Around 4 a.m. that morning, Nadia and Miller, 19, an SF State undeclared major, were driving down I-5. Tired from a long day of errands, Miller lost control of the wheel. They veered to the right and the car flipped over four times.
“When we realized what was going on, we both looked at each other,” said Miller. “I turned to Nadia and said baby just let it happen I love you; I love you.”
Without a seatbelt, Nadia had been ejected from the vehicle.
Miller raced to her side. She was lying on the dirt side of the road 12 ft from the wreck, motionless. He checked her heart rate and gave her mouth to mouth.
He didn’t sustain any serious injuries from the accident, just bruises, scraps, and burns from his seatbelt.
“It was like something out of a horror movie. If you’re okay, you call their name and you expect them to answer. I called her name, but there was no answer,” he said.
Also known for her striking tattoos, especially the one over her left forearm that depicted an intricate drawing of an old Japanese battle scene, Nadia had a thing for 60s and 70s vintage dresses and checkered gray, fake fur coats.
For the last three years of her life, she followed Veganism religiously. She’d kick anyone out her room for carrying, wearing, or eating an animal product– even Ritz Bits sandwiches. She deeply cared about life and humanity.
On rainy days, she’d stay home all day in her pajamas, smoking cigarettes, playing Guitar Hero and other video games with her boyfriend.
After she graduated, she wanted to travel to Amsterdam and visit family, buy a house in either San Francisco, Los Angeles, or San Diego, work at a magazine, get married, and adopt kids. She was insistent about not having her own, said Miller.
The VegNews magazine summer intern doted on and fed stray cats, dogs, and even wild raccoons while tending to five cats of her own: Dolly Mama; Mongo Jerry; Annie; Tofu, and Shippo.
The funeral service was held on September 1, at the Glen Abby Chapel in Bonita, Calif.
With make-up and hair done by her best friends, said Nenita, Nadia laid in her casket, dressed in a white half-coat coordinated with a black and white stripped shirt, a pair of low waisted skinny jeans, and skull patterned tennis shoes.
As she would have wanted, her parents placed the cremated remains of her deceased cat Mama Kitty and her Boston terrier Oreo with her when she was buried.
“If it was up to her, she would adopt every cat, dog, animal…and keep them all in our room and none of them would be put down,” Miller said.

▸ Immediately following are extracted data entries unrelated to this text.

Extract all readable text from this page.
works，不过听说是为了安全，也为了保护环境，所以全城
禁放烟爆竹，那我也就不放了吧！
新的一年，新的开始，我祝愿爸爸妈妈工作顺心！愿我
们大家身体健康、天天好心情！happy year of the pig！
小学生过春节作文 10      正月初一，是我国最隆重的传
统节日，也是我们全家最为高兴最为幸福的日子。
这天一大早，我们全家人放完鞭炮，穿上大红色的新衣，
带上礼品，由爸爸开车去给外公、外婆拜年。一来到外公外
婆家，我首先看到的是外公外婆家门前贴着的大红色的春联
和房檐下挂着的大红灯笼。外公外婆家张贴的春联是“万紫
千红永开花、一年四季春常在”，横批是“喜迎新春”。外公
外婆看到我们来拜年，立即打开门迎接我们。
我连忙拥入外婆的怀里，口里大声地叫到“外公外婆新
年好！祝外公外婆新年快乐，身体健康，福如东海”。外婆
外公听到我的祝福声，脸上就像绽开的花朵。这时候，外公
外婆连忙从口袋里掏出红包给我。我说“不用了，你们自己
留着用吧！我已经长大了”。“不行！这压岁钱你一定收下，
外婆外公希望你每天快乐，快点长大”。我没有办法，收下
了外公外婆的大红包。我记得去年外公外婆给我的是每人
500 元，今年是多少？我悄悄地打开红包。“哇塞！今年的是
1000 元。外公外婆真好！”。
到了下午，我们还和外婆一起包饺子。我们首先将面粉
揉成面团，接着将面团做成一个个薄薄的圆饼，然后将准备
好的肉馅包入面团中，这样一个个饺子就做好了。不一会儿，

A loaf of bread and garbanzo beans was all Miller and Nadia had left to eat one day. With $10 dollars left of their money in her pocket, Nadia purchased cat litter and cat food for her feline friend Tofu. Nadia refused to doubt her animal-tarian logic. She explained to Miller: “Tofu didn’t ask for us to take care of it. She was given to us. We asked to have the cat so we need to put her first.”
Nadia leaves behind her parents Nenita and Tom Smit and her younger brother Nicolai.